The Observational Partial Order of Causal Structures with Latent Variables
Marina Maciel Ansanelli, Elie Wolfe, Robert W. Spekkens
TL;DR
This work introduces the observational partial order on causal structures with latent variables, focusing on how observational distributions over visible variables distinguish competing structures. It provides a complete characterization for the partial order among 3-node mDAGs and a partial solution for 4-node cases, using a toolkit of dominance/nondominance rules (including HLP Edge-Adding and progressive Facet-Merging) and the analysis of inequality constraints. A key finding is that nonalgebraic (inequality-constraint) causal structures are increasingly ubiquitous as the number of visible variables grows, implying widespread potential quantum-classical gaps and signaling the inadequacy of CI-only methods for causal discovery in larger graphs.
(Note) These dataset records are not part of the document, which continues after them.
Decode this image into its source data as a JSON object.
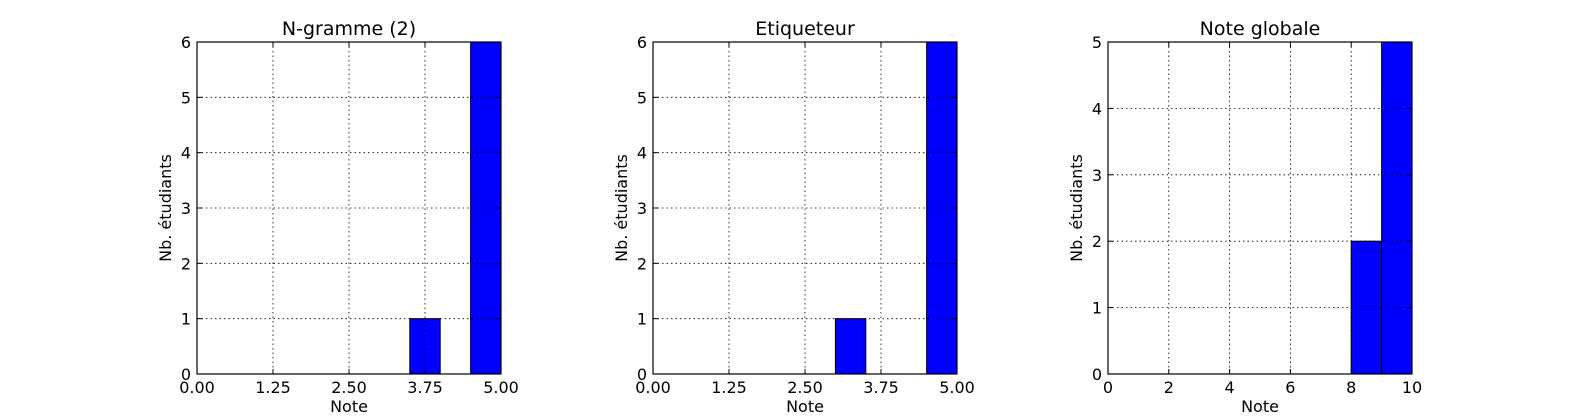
{
  "chart_data": [
    {
      "type": "bar",
      "title": "N-gramme (2)",
      "xlabel": "Note",
      "ylabel": "Nb. étudiants",
      "xlim": [
        0,
        5
      ],
      "ylim": [
        0,
        6
      ],
      "xticks": [
        "0.00",
        "1.25",
        "2.50",
        "3.75",
        "5.00"
      ],
      "yticks": [
        "0",
        "1",
        "2",
        "3",
        "4",
        "5",
        "6"
      ],
      "grid": true,
      "bar_color": "#0000ff",
      "bins": [
        {
          "x0": 0.0,
          "x1": 0.5,
          "value": 0
        },
        {
          "x0": 0.5,
          "x1": 1.0,
          "value": 0
        },
        {
          "x0": 1.0,
          "x1": 1.5,
          "value": 0
        },
        {
          "x0": 1.5,
          "x1": 2.0,
          "value": 0
        },
        {
          "x0": 2.0,
          "x1": 2.5,
          "value": 0
        },
        {
          "x0": 2.5,
          "x1": 3.0,
          "value": 0
        },
        {
          "x0": 3.0,
          "x1": 3.5,
          "value": 0
        },
        {
          "x0": 3.5,
          "x1": 4.0,
          "value": 1
        },
        {
          "x0": 4.0,
          "x1": 4.5,
          "value": 0
        },
        {
          "x0": 4.5,
          "x1": 5.0,
          "value": 6
        }
      ]
    },
    {
      "type": "bar",
      "title": "Etiqueteur",
      "xlabel": "Note",
      "ylabel": "Nb. étudiants",
      "xlim": [
        0,
        5
      ],
      "ylim": [
        0,
        6
      ],
      "xticks": [
        "0.00",
        "1.25",
        "2.50",
        "3.75",
        "5.00"
      ],
      "yticks": [
        "0",
        "1",
        "2",
        "3",
        "4",
        "5",
        "6"
      ],
      "grid": true,
      "bar_color": "#0000ff",
      "bins": [
        {
          "x0": 0.0,
          "x1": 0.5,
          "value": 0
        },
        {
          "x0": 0.5,
          "x1": 1.0,
          "value": 0
        },
        {
          "x0": 1.0,
          "x1": 1.5,
          "value": 0
        },
        {
          "x0": 1.5,
          "x1": 2.0,
          "value": 0
        },
        {
          "x0": 2.0,
          "x1": 2.5,
          "value": 0
        },
        {
          "x0": 2.5,
          "x1": 3.0,
          "value": 0
        },
        {
          "x0": 3.0,
          "x1": 3.5,
          "value": 1
        },
        {
          "x0": 3.5,
          "x1": 4.0,
          "value": 0
        },
        {
          "x0": 4.0,
          "x1": 4.5,
          "value": 0
        },
        {
          "x0": 4.5,
          "x1": 5.0,
          "value": 6
        }
      ]
    },
    {
      "type": "bar",
      "title": "Note globale",
      "xlabel": "Note",
      "ylabel": "Nb. étudiants",
      "xlim": [
        0,
        10
      ],
      "ylim": [
        0,
        5
      ],
      "xticks": [
        "0",
        "2",
        "4",
        "6",
        "8",
        "10"
      ],
      "yticks": [
        "0",
        "1",
        "2",
        "3",
        "4",
        "5"
      ],
      "grid": true,
      "bar_color": "#0000ff",
      "bins": [
        {
          "x0": 0,
          "x1": 1,
          "value": 0
        },
        {
          "x0": 1,
          "x1": 2,
          "value": 0
        },
        {
          "x0": 2,
          "x1": 3,
          "value": 0
        },
        {
          "x0": 3,
          "x1": 4,
          "value": 0
        },
        {
          "x0": 4,
          "x1": 5,
          "value": 0
        },
        {
          "x0": 5,
          "x1": 6,
          "value": 0
        },
        {
          "x0": 6,
          "x1": 7,
          "value": 0
        },
        {
          "x0": 7,
          "x1": 8,
          "value": 0
        },
        {
          "x0": 8,
          "x1": 9,
          "value": 2
        },
        {
          "x0": 9,
          "x1": 10,
          "value": 5
        }
      ]
    }
  ]
}
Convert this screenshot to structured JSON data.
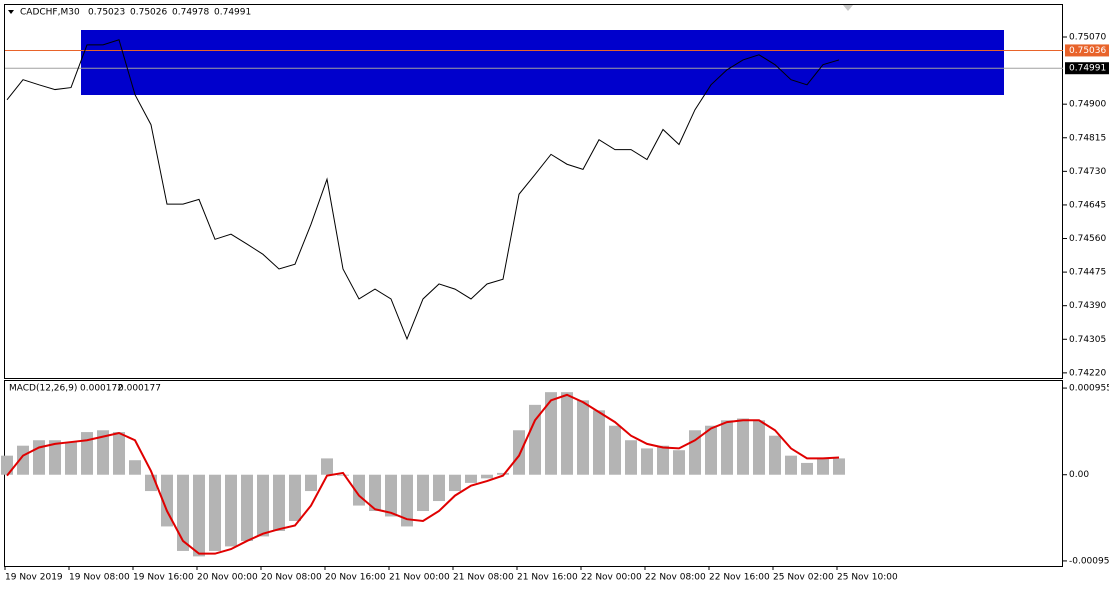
{
  "chart_data": [
    {
      "type": "line",
      "symbol": "CADCHF,M30",
      "ohlc": [
        0.75023,
        0.75026,
        0.74978,
        0.74991
      ],
      "categories": [
        "19 Nov 2019",
        null,
        null,
        null,
        "19 Nov 08:00",
        null,
        null,
        null,
        "19 Nov 16:00",
        null,
        null,
        null,
        "20 Nov 00:00",
        null,
        null,
        null,
        "20 Nov 08:00",
        null,
        null,
        null,
        "20 Nov 16:00",
        null,
        null,
        null,
        "21 Nov 00:00",
        null,
        null,
        null,
        "21 Nov 08:00",
        null,
        null,
        null,
        "21 Nov 16:00",
        null,
        null,
        null,
        "22 Nov 00:00",
        null,
        null,
        null,
        "22 Nov 08:00",
        null,
        null,
        null,
        "22 Nov 16:00",
        null,
        null,
        null,
        "25 Nov 02:00",
        null,
        null,
        null,
        "25 Nov 10:00"
      ],
      "values": [
        0.74911,
        0.74962,
        0.74949,
        0.74937,
        0.74942,
        0.7505,
        0.7505,
        0.75063,
        0.74924,
        0.74848,
        0.74647,
        0.74647,
        0.74659,
        0.74558,
        0.74571,
        0.74546,
        0.7452,
        0.74483,
        0.74495,
        0.74596,
        0.7471,
        0.74483,
        0.74407,
        0.74432,
        0.74407,
        0.74306,
        0.74407,
        0.74445,
        0.74432,
        0.74407,
        0.74445,
        0.74457,
        0.74672,
        0.74722,
        0.74773,
        0.74748,
        0.74735,
        0.7481,
        0.74785,
        0.74785,
        0.7476,
        0.74836,
        0.74798,
        0.74886,
        0.74949,
        0.74987,
        0.75012,
        0.75025,
        0.75,
        0.74962,
        0.74949,
        0.75,
        0.75012
      ],
      "color": "#000000",
      "ylim": [
        0.74207,
        0.75151
      ],
      "yticks": [
        {
          "value": 0.7507,
          "label": "0.75070"
        },
        {
          "value": 0.749,
          "label": "0.74900"
        },
        0.74815,
        {
          "value": 0.7473,
          "label": "0.74730"
        },
        0.74645,
        {
          "value": 0.7456,
          "label": "0.74560"
        },
        0.74475,
        {
          "value": 0.7439,
          "label": "0.74390"
        },
        0.74305,
        {
          "value": 0.7422,
          "label": "0.74220"
        }
      ],
      "levels": [
        {
          "value": 0.75036,
          "color": "#e8632a"
        },
        {
          "value": 0.74991,
          "color": "#000000"
        }
      ]
    },
    {
      "type": "macd",
      "title": "MACD(12,26,9)",
      "indicator_values": [
        0.000172,
        0.000177
      ],
      "values": [
        0.00021,
        0.00032,
        0.00038,
        0.00038,
        0.00036,
        0.00047,
        0.00049,
        0.00047,
        0.00016,
        -0.00018,
        -0.00057,
        -0.00084,
        -0.0009,
        -0.00084,
        -0.00079,
        -0.00073,
        -0.00068,
        -0.00062,
        -0.00051,
        -0.00018,
        0.00018,
        -1e-05,
        -0.00034,
        -0.0004,
        -0.00046,
        -0.00057,
        -0.0004,
        -0.00029,
        -0.00018,
        -9e-05,
        -4e-05,
        2e-05,
        0.00049,
        0.00077,
        0.00091,
        0.00091,
        0.00082,
        0.00071,
        0.00054,
        0.00038,
        0.00029,
        0.00032,
        0.00027,
        0.00049,
        0.00054,
        0.0006,
        0.00062,
        0.0006,
        0.00043,
        0.00021,
        0.00013,
        0.00018,
        0.00018
      ],
      "signal": [
        -1e-05,
        0.00021,
        0.0003,
        0.00034,
        0.00036,
        0.00038,
        0.00042,
        0.00046,
        0.00038,
        4e-05,
        -0.0004,
        -0.00073,
        -0.00087,
        -0.00087,
        -0.00082,
        -0.00073,
        -0.00065,
        -0.0006,
        -0.00056,
        -0.00034,
        -1e-05,
        2e-05,
        -0.00023,
        -0.00038,
        -0.00042,
        -0.00049,
        -0.00051,
        -0.0004,
        -0.00023,
        -0.00012,
        -7e-05,
        -1e-05,
        0.00021,
        0.0006,
        0.00082,
        0.00088,
        0.0008,
        0.00069,
        0.00058,
        0.00043,
        0.00034,
        0.0003,
        0.00029,
        0.00038,
        0.00051,
        0.00058,
        0.0006,
        0.0006,
        0.00049,
        0.00029,
        0.00018,
        0.00018,
        0.00019
      ],
      "color": "#b4b4b4",
      "signal_color": "#e00000",
      "ylim": [
        -0.001006,
        0.001033
      ],
      "yticks": [
        0.000955,
        {
          "value": 0,
          "label": "0.00"
        },
        -0.00095
      ]
    }
  ]
}
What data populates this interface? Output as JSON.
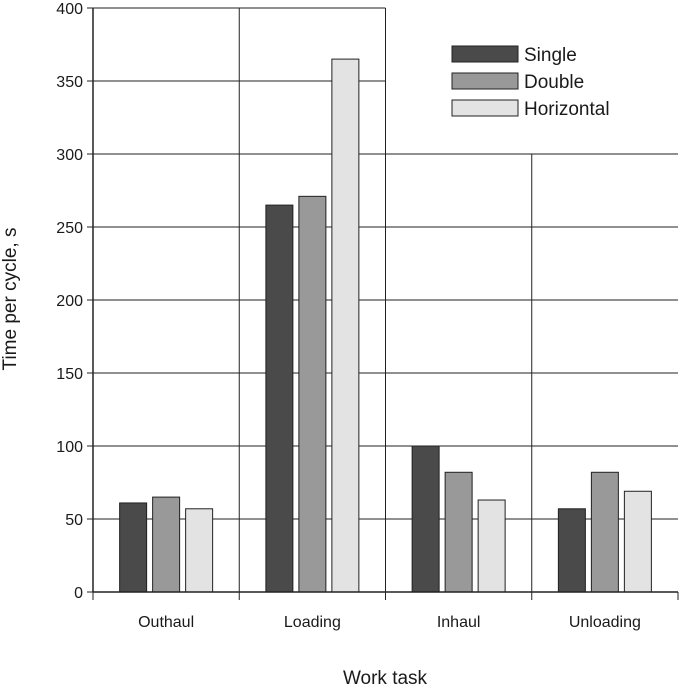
{
  "chart_data": {
    "type": "bar",
    "title": "",
    "xlabel": "Work task",
    "ylabel": "Time per cycle, s",
    "ylim": [
      0,
      400
    ],
    "yticks": [
      0,
      50,
      100,
      150,
      200,
      250,
      300,
      350,
      400
    ],
    "categories": [
      "Outhaul",
      "Loading",
      "Inhaul",
      "Unloading"
    ],
    "series": [
      {
        "name": "Single",
        "color": "#4a4a4a",
        "values": [
          61,
          265,
          100,
          57
        ]
      },
      {
        "name": "Double",
        "color": "#999999",
        "values": [
          65,
          271,
          82,
          82
        ]
      },
      {
        "name": "Horizontal",
        "color": "#e3e3e3",
        "values": [
          57,
          365,
          63,
          69
        ]
      }
    ],
    "grid": true,
    "legend_position": "top-right"
  }
}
The results underscore the importance of inequality and nested Markov constraints for effective causal discovery and model selection, and they provide a foundation for identifying which observational equivalence classes are uniquely identifiable from data. The work also connects to quantum causality by highlighting when classical models can be decisively ruled out without fine-tuning, based on inequality constraints.
Abstract
For two causal structures with the same set of visible variables, one is said to observationally dominate the other if the set of distributions over the visible variables realizable by the first contains the set of distributions over the visible variables realizable by the second. Knowing such dominance relations is useful for adjudicating between these structures given observational data. We here consider the problem of determining the partial order of equivalence classes of causal structures with latent variables relative to observational dominance. We provide a complete characterization of the dominance order in the case of three visible variables, and a partial characterization in the case of four visible variables. Our techniques also help to identify which observational equivalence classes have a set of realizable distributions that is characterized by nontrivial inequality constraints, analogous to Bell inequalities and instrumental inequalities. We find evidence that as one increases the number of visible variables, the equivalence classes satisfying nontrivial inequality constraints become ubiquitous. (Because such classes are the ones for which there can be a difference in the distributions that are quantumly and classically realizable, this implies that the potential for quantum-classical gaps is also ubiquitous.) Furthermore, we find evidence that constraint-based causal discovery algorithms that rely solely on conditional independence constraints have a significantly weaker distinguishing power among observational equivalence classes than algorithms that go beyond these (i.e., algorithms that also leverage nested Markov constraints and inequality constraints).